Laut Statistiken der Mobbing asbl. nimmt die Zahl der Fälle von Mobbing am Arbeitsplatz zu. Allein im ersten Halbjahr hat die Vereinigung doppelt so viele neue Dossiers angelegt als im Vorjahr: 107 gegen über 54. Das geht aus dem offenen Brief hervor, den die Vereinigung an die neun Parteien gerichtet hat, die sich am 20. Oktober dem Wähler stellen. In zwanzig Fällen hätten die Betroffenen Selbstmordgedanken geäußert, fünf Personen hätten bereits einen Suizidversuch getan, so die Mobbing asbl. . Sie fordert von der neuen Regierung ein Gesetz zur Bekämpfung von anhaltender Schikane am Arbeitsplatz einzelner Beschäftigter sei es durch den Chef oder die Arbeitskollegen.
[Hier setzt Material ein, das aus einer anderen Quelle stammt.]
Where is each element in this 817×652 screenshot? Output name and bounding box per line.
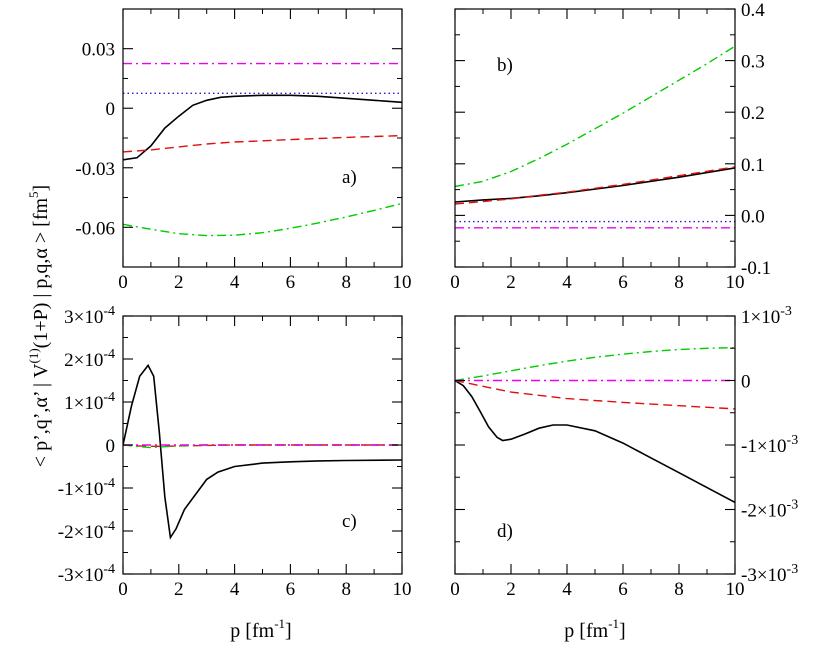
x-tick-label: 6 [618,579,628,600]
y-tick-label: 0.2 [741,103,765,124]
y-tick-label: 0.03 [82,40,115,61]
x-tick-label: 6 [286,579,296,600]
y-tick-label: 0.0 [741,206,765,227]
panel-c: 0 2 4 6 8 10 -3×10-4 -2×10-4 -1×10-4 0 1×10-4 2×10-… [58,304,412,600]
x-tick-label: 4 [562,272,572,293]
x-axis-title-left-post: ] [285,620,292,642]
panel-label: a) [342,167,357,188]
panel-d: 0 2 4 6 8 10-3×10-3 -2×10-3 -1×10-3 0 1×10-3 d) [450,304,798,600]
x-tick-label: 10 [726,272,745,293]
x-tick-label: 4 [230,272,240,293]
x-tick-label: 0 [450,579,460,600]
series-line-solid [123,363,402,540]
series-line-dash-dot [455,45,735,188]
y-axis-title-sup2: 5 [26,191,41,198]
panel-a: 0 2 4 6 8 10 -0.06 -0.03 0 0.03 a) [75,8,412,293]
x-axis-title-left-pre: p [fm [230,620,274,642]
y-tick-label: -3×10-3 [741,562,798,586]
y-tick-label: -0.03 [75,159,115,180]
y-tick-label: 3×10-4 [64,304,115,328]
x-axis-title-right-pre: p [fm [564,620,608,642]
x-axis-title-left-sup: -1 [274,616,285,631]
plot-frame [122,8,403,268]
panel-label: b) [497,55,513,76]
x-tick-label: 0 [118,579,128,600]
x-tick-label: 2 [506,579,516,600]
x-tick-label: 8 [674,272,684,293]
series-group [123,62,402,237]
x-axis-title-right-post: ] [619,620,626,642]
y-tick-label: 0 [106,436,116,457]
y-tick-label: -1×10-4 [58,476,115,500]
y-tick-label: -0.06 [75,218,115,239]
series-group [455,346,735,504]
y-axis-title: < p’,q’,α’ | V(1)(1+P) | p,q,α > [fm5] [26,185,52,467]
series-line-dash-dot [455,346,735,382]
panel-label: c) [342,511,357,532]
y-tick-label: 0 [106,99,116,120]
x-tick-label: 10 [726,579,745,600]
y-axis-title-sup1: (1) [26,348,41,363]
x-tick-label: 8 [341,579,351,600]
series-group [455,45,735,229]
y-tick-label: -3×10-4 [58,562,115,586]
x-tick-label: 2 [174,272,184,293]
x-tick-label: 6 [286,272,296,293]
series-line-dashed [455,379,735,410]
y-tick-label: 0 [741,372,751,393]
x-tick-label: 8 [674,579,684,600]
x-axis-title-right: p [fm-1] [564,616,625,642]
x-tick-label: 10 [393,579,412,600]
x-tick-label: 4 [230,579,240,600]
x-tick-label: 0 [118,272,128,293]
y-tick-label: 0.4 [741,0,765,21]
y-tick-label: 0.3 [741,52,765,73]
series-group [123,363,402,540]
x-axis-title-left: p [fm-1] [230,616,291,642]
panel-label: d) [497,521,513,542]
y-tick-label: -2×10-4 [58,519,115,543]
x-tick-label: 6 [618,272,628,293]
y-tick-label: -1×10-3 [741,433,798,457]
y-tick-label: 1×10-3 [741,304,792,328]
y-axis-title-pre: < p’,q’,α’ | V [30,363,52,467]
x-tick-label: 4 [562,579,572,600]
y-tick-label: -0.1 [741,258,771,279]
series-line-solid [455,379,735,504]
panel-b: 0 2 4 6 8 10-0.1 0.0 0.1 0.2 0.3 0.4 b) [450,0,771,293]
y-tick-label: 2×10-4 [64,347,115,371]
series-line-dash-dot [123,202,402,237]
series-line-solid [123,94,402,161]
y-tick-label: -2×10-3 [741,498,798,522]
x-tick-label: 0 [450,272,460,293]
y-axis-title-post: ] [30,185,52,192]
x-tick-label: 10 [393,272,412,293]
y-tick-label: 1×10-4 [64,390,115,414]
x-tick-label: 2 [506,272,516,293]
x-tick-label: 8 [341,272,351,293]
y-axis-title-mid: (1+P) | p,q,α > [fm [30,198,52,349]
x-axis-title-right-sup: -1 [608,616,619,631]
series-line-dashed [123,134,402,153]
y-tick-label: 0.1 [741,155,765,176]
series-line-dashed [455,166,735,205]
x-tick-label: 2 [174,579,184,600]
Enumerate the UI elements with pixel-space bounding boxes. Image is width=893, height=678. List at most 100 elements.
Seit ihrer Gründung vor 15 Jahren wurde die Asbl eigenen Aussagen zufolge von 20.180 Personen telefonisch kontaktiert. Zu Gesprächen empfangen wurden 3.628 Betroffene. In 1.438 Fällen sprach die Vereinigung im Betrieb vor, um gemeinsam mit dem Unternehmen nach einer Lösung bei Mobbing-Fällen zu suchen.